As we all know, forecasting works best when you are dealing with “certainties”; for example, reasonable expectations of demand volume, cost of materials or changes in economic conditions. And when one or more of those components is missing, the forecast model starts looking more and more like a roulette wheel. The summary charts in this month’s Inside the Numbers column help to illustrate that point, particularly in the marine mode.
When asked if they thought marine rates were going to increase, decrease or stay the same in 2010, shippers were split almost evenly with approximately half of those surveyed predicting an increase, and half predicting no change. Only a small percentage, 7%, forecast a decrease in rates for 2010.
On one hand, predicting an increase was a safe bet. Look at it this way (the benefit of hindsight not withstanding) if someone asks you “are rates going up or down next year?” you’ve pretty much got a 50/50 chance of winning the door prize. Rates bottomed out in 2009 so an increase should have been expected, especially since rate levels dropped by as much as 50% over the previous three to four years. The group that forecast ‘no change’ probably felt rates were at their lowest feasible levels and, with no firm economic recovery in sight, estimated that steamship lines would hold rate levels pending signs of increased demand. The 7% who forecast continuing decreases might have been gambling demand would continue to fall and rate levels would follow suit.
The group that forecast increases this year were correct of course, but the really tough question still remains – by how much? On this score, it looks like just about everyone who forecast an increase missed the boat (no pun intended). The largest group, 35%, forecast increases in the range of 2.1% to 4%, with the next group, 22%, expecting increases of 4.1% to 6%. Although this group was astute enough to see increases coming, we all underestimated the aggressive approach liner companies would take to “return rates to sustainable levels”. So far this year the industry has seen increases of close to 30% in some areas due to successive general rate increases. And there are rumours that the peak season surcharge expected in June/July may be repeated in August, so the net result of marine rate level increases may not be known for some months yet.

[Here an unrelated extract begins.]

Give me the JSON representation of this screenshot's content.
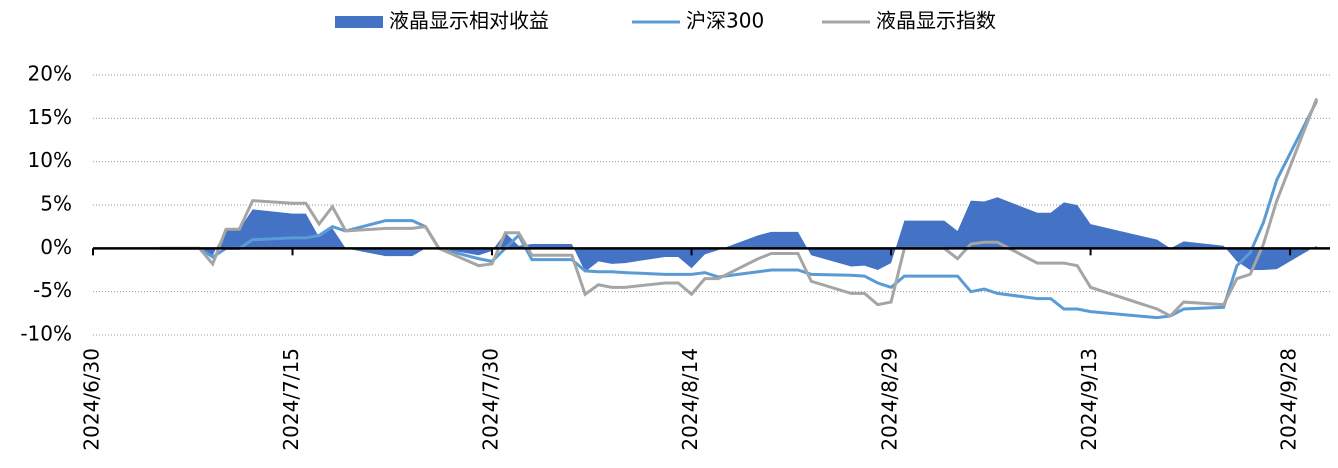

At least those transportation managers who forecast increases were able to prepare their organizations for the fact that costs would be going up, even more so for the small group of 11% who forecast increases in excess of 10%. Not so unfortunately for the 47% of transportation managers who forecast “no change” in marine rates this year, or the 7% who forecast rate decreases.
Forecasting transportation costs doesn’t get easier in the face of economic uncertainty, it just gets more important.